Bahkan yang lebih menyakitkan, baru-baru ini mencuat kembali PPDB zonasi usia sehingga membuat khawatir dikalangan orang tua terhadap pendidikan buah hati tercinta. Sejumlah orang tua pun melakukan aksi di depan Gedung Kementerian Pendidikan dan Kebudayaan (Kemendikbud), Jakarta Pusat, Senin (29/6/2020). Dalam aksi tersebut, para orang tua murid memprotes sistem Penerimaan Peserta Didik Baru (PPDB) DKI Jakarta yang seleksi penerimaannya berdasarkan usia. Beberapa dari peserta bahkan menggunakan atribut sekolah sebagai bentuk protes bahwa murid yang lebih tua lebih diuntungkan dalam PPDB tahun ini.

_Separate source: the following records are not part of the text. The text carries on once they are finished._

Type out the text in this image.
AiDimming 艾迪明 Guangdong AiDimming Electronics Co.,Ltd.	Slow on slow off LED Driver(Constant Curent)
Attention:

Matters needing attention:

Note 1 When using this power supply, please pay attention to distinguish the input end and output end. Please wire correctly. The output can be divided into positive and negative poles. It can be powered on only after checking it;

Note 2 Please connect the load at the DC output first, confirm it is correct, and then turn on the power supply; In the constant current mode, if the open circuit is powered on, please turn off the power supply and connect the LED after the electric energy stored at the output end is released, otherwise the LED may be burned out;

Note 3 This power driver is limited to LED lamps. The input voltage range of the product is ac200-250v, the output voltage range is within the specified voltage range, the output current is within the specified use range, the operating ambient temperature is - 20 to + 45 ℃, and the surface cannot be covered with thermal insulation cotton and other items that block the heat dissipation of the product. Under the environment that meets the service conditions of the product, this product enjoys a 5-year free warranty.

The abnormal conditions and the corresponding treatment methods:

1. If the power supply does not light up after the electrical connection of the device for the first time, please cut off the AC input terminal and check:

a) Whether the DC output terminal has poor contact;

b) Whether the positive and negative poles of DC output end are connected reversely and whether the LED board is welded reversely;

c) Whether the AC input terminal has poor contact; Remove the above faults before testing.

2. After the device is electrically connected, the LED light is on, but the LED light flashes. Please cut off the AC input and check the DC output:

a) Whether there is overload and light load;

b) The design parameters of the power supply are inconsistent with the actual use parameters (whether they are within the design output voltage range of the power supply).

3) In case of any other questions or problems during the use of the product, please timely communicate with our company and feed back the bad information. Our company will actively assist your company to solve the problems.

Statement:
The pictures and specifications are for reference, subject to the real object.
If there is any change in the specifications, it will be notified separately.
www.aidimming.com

Salah seorang koordinator demonstrasi PPDB, Agung, mengatakan bahwa seleksi berdasarkan usia dalam PPDB merupakan bentuk diskriminatif terhadap siswa-siswi yang berusia lebih muda. "Faktor usia tidak bisa dijadikan parameter untuk menilai seorang siswa-siswi kurang mampu secara ekonomi," ujarnya Senin di depan Gedung Kemendikbud, Senin (29/6/2020).

Kekecewaan para orang tua membuncah. Mereka menuntut agar kebijakan pembatasan usia dibatalkan. PPDB dengan aturan zonasi usia dianggap sebagai bentuk ketidakadilan. Kebijakan zonasi ini bukan pertama kali dikritisi. Sejak awal diterapkan telah menuai pro-kontra di tengah-tengah masyarakat. padahal persoalan usia, ujian, nilai dan lain-lain itu hanyalah hilir dari persoalan hulu yang tak kunjung selesai. Ya, kebijakan ini telah menunjukkan ketidakmampuan pemerintah memberikan pendidikan yang merata bagi seluruh rakyatnya. 

Hal ini semakin menampakkan ketimpangan antarsekolah. Sehingga muncul istilah sekolah favorit. Sekolah-sekolah swasta menjerit, terutama yang minim peminat. Akhirnya beberapa di antaranya terpaksa gulung tikar. Tahun lalu misalnya, ada sekolah yang hanya menerima tiga calon peserta didik baru.

Kini, beban orang tua semakin berat dengan kebijakan PPDB zonasi usia. Orang tua murid harus mati-matian berjuang menyiapkan yang terbaik untuk anaknya. Padahal, kebijakan zonasi usia tidak menjadi solusi atas ketidakjelasan pendidikan di Indonesia. Justru menciptakan bentuk diskriminasi baru bagi para peserta didik demi memperoleh pendidikan yang layak dan bermutu.
Dinamika pendidikan yang mengharubirukan hati dan perasaan para orang tua saat ini adalah kesalahan sistemik. Maka untuk pembaharuannya juga dibutuhkan solusi yang sistemik. 

Bila berkaca pada sistem Islam, negara berkewajiban memenuhi kebutuhan yang dibutuhkan manusia dalam kehidupannya. Semua ini harus terpenuhi bagi setiap individu, baik laki-laki maupun perempuan pada tingkat pendidikan dasar dan menengah. Negara wajib menyediakannya untuk seluruh warga dengan cuma-cuma. Kesempatan pendidikan tinggi secara gratis dibuka luas dengan fasilitas sebaik mungkin. Hal ini karena Islam menjadikan pendidikan sebagai salah satu kebutuhan primer bagi masyarakat.

Maka negara berkewajiban mendorong manusia untuk menuntut ilmu, melakukan tadabbur, ijtihad, dan berbagai perkara yang bisa mengembangkan potensi akal manusia dan memuji eksistensi orang-orang berilmu. Kemudian, kebijakan negara secara sistemis akan mendesain sistem pendidikan dengan seluruh supporting system-nya. Bukan hanya dari sisi anggaran, namun juga terkait media, riset, tenaga kerja, industri, sampai pada tataran politik luar negeri. Negara dalam Islam benar-benar menyadari bahwa pendidikan adalah sebuah investasi masa depan sehingga melahirkan output generasi yang berkualitas, baik dari sisi kepribadian maupun dari penguasaan ilmu pengetahuan.